[][src]Macro pest_consume::match_nodes

macro_rules! match_nodes {
    #[proc_macro_hack::proc_macro_hack] => { ... };
}

Pattern-match on Nodes with slice-like syntax and strong types..

See examples and crate-level documentation for usage.

Example usage:

This example is not tested
let nodes: Nodes<_, _> = ...:
match_nodes!(nodes;
    [string(s), number(n)] => s.len() + n,
    [ignored(_), field(fs)..] => fs.filter(|f| f > 0).count(),
)

Syntax

The macro takes an expression followed by ;, followed by one or more branches separated by ,. Each branch has the form [$patterns] => $body. The body is an arbitrary expression. The patterns are a comma-seperated list of $rule_name($binder), each optionally followed by .. to indicate a variable-length pattern.

How it works

match_nodes desugars rather straightforwardly into calls to the methods corresponding to the rules matched on.
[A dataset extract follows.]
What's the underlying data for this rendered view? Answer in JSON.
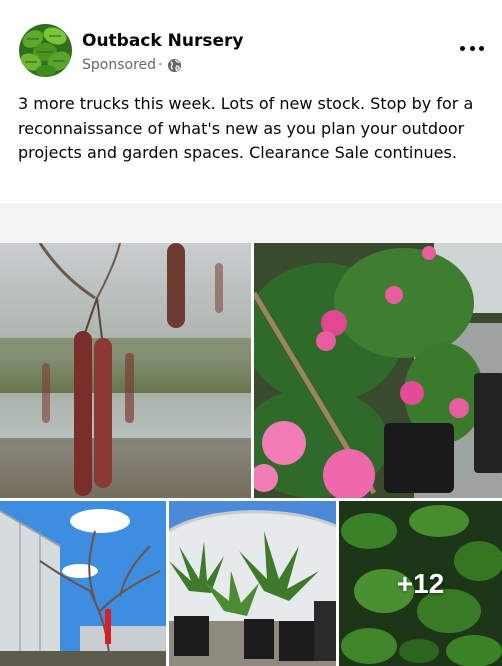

For example:

This example is not tested
match_nodes!(input.into_children();
    [field(fields)..] => fields.count(),
    [string(s), number(n)] => s.len() + n,
)

desugars roughly into:

This example is not tested
let nodes = { input.into_children() };
if ... { // check that all rules in `nodes` are the `field` rule
    let fields = nodes
        .map(|node| Self::field(node)) // Recursively parse children nodes
        ... // Propagate errors
    { fields.collect() }
} else if ... { // check that the nodes has two elements, with rules `string` and `number`
    let s = Self::string(nodes.next().unwrap())?;
    let n = Self::number(nodes.next().unwrap())?;
    { s.len() + n }
} else {
    ... // error because we got unexpected rules
}

Notes

The macro assumes that it is used within a consumer method, and uses Self::$method(...) to parse the input nodes. To use it outside a method, you can pass it the parser struct as follows (the angle brackets are mandatory):

This example is not tested
match_nodes(<CSVParser>; nodes;
    ...
)

It also assumes it can return Err(...) in case of errors.